Ovviamente questo articolo si riferisce al programma seguito e creato da noi, ma le Filippine sono enormi, quindi con più giorni a disposizione avrete solo l’imbarazzo della scelta.

L’ itinerario

Giorno 1: volo diretto Hong Kong – Cebu, notte a Cebu City (Volo di circa due ore e venti. Compagnia Cathay Pacific)

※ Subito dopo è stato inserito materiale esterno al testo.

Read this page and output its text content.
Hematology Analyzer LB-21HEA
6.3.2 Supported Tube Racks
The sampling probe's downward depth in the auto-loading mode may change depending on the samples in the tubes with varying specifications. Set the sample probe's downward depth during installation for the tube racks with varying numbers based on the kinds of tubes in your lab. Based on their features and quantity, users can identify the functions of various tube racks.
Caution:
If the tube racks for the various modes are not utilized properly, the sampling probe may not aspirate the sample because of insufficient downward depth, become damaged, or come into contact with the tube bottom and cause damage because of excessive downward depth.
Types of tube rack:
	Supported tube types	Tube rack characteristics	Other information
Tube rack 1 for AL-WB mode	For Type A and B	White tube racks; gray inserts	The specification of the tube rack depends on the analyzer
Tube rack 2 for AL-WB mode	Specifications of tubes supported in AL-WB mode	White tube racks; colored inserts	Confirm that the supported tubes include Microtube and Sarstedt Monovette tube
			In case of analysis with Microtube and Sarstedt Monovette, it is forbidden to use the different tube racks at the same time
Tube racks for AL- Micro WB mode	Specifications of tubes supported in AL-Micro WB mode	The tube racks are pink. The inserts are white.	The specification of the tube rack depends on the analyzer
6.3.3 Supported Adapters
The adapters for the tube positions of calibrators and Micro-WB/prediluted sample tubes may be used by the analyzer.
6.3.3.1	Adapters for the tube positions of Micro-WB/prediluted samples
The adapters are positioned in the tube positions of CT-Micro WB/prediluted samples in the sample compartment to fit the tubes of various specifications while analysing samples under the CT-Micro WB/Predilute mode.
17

Giorno 2: transfer privato Cebu City – Oslob con sosta alle Kawasan Falls, notte a Oslob
Giorno 3: escursione con gli squali balena – bus fino a Cebu City (circa quattro ore), notte a Cebu City
Giorno 4: volo diretto Cebu City – El Nido (Volo di circa un’ora e dieci. Compagnia: AirSwift)
Giorno 5: El Nido
Giorno 6: El Nido
Giorno 7: El Nido
Giorno 8: ferry da El Nido a Coron (Circa 3 ore e 30)
Giorno 9: Coron
Giorno 10: Coron
Giorno 11: volo Coron – Manila (Volo di circa 30 minuti. Compagnia: SkyJet)
Giorno 12: volo Manila – Hong Kong – Roma (Compagnia Cathay Pacific)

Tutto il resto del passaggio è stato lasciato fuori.